President Mohamud’s words are attracting attention not only for their content but also for their political resonance, given Somalia’s strengthening alliance with Egypt—one of the fiercest critics of the GERD.

In a recent interview with Saudi Arabia’s Al Arabiya television, Mohamud described the GERD as a project primarily designed to generate electricity. He called electricity “indispensable for development” and argued that from this perspective, the dam represents “a success.”

The Somali leader pointed out that Ethiopia already exports electricity to Kenya, Sudan, and Djibouti, presenting the GERD as both a national milestone and a regional engine for integration and growth.

Rising on the Blue Nile in Ethiopia’s Benishangul-Gumuz region near the Sudanese border, the GERD is Africa’s largest hydroelectric project.
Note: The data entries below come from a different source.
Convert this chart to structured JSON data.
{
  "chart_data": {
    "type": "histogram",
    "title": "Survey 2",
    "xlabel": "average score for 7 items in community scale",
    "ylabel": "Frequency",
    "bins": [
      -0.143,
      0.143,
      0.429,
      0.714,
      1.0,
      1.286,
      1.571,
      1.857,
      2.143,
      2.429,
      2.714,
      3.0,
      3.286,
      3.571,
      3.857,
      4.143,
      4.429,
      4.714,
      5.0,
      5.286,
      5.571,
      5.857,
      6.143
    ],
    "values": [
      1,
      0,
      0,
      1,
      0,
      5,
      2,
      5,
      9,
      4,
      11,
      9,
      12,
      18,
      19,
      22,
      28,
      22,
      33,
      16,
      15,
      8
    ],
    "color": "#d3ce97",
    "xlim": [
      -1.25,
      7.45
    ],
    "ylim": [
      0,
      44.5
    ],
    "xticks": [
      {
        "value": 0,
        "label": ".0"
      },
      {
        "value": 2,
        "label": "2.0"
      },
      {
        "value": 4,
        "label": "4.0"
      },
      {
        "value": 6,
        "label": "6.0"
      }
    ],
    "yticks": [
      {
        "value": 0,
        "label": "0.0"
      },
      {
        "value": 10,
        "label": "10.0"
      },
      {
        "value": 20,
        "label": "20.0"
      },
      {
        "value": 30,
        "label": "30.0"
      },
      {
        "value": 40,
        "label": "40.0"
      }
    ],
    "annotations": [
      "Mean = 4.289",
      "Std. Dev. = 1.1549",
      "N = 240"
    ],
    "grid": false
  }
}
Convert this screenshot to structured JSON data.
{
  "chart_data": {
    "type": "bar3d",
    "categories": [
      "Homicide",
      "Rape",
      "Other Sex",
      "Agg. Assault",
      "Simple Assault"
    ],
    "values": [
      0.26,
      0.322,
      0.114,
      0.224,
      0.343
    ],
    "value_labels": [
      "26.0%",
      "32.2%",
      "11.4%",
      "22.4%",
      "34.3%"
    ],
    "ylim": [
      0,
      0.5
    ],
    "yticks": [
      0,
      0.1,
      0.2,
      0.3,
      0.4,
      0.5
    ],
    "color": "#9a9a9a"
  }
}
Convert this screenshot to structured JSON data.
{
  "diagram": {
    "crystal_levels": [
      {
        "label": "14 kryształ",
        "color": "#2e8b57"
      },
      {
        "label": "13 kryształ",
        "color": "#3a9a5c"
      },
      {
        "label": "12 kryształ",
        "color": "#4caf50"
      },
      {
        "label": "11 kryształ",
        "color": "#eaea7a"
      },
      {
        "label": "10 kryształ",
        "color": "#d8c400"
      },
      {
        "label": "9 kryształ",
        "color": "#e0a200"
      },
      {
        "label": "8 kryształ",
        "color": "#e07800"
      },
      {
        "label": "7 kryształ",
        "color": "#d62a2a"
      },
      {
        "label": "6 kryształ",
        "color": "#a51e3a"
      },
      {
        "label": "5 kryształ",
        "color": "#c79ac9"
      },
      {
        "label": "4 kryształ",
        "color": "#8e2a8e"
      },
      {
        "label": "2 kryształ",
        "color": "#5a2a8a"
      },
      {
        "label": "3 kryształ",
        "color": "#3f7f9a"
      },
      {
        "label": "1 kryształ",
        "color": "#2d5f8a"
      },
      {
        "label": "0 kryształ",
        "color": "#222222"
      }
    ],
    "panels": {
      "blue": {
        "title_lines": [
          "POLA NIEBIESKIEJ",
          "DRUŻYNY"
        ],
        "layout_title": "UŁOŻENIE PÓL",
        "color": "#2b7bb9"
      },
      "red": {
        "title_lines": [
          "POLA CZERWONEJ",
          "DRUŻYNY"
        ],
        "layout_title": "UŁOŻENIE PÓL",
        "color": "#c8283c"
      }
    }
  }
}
President Mohamud attended the official inauguration on September 9, 2025, alongside other African heads of state—a presence that Ethiopian outlets have highlighted as a powerful gesture of continental endorsement.

He also welcomed Ethiopia’s willingness to engage in dialogue with countries concerned about the dam’s impact, stressing that constructive talks could ensure shared benefits and strengthen regional cooperation.

The weight of Mohamud’s praise is magnified by Somalia’s increasingly close partnership with Egypt, which has consistently opposed the GERD. Cairo maintains that the project threatens downstream water security and has long demanded a binding agreement on how Ethiopia fills and operates the reservoir. Egyptian officials have warned that unilateral steps could endanger the country’s vital Nile water supply.

Against that backdrop, Somalia’s president publicly calling the GERD a “success” marks a striking divergence from Egypt’s narrative. Ethiopian media have seized on the moment, presenting Mohamud’s endorsement as symbolic proof of wider regional acceptance.

For them, Somalia’s stance demonstrates that even a country aligned with Egypt views the dam not as a destabilizing threat, but as a catalyst for development and unity across the Horn of Africa.

By amplifying his remarks, Ethiopia seeks to bolster its case that the GERD is far more than a national achievement—it is a shared continental triumph.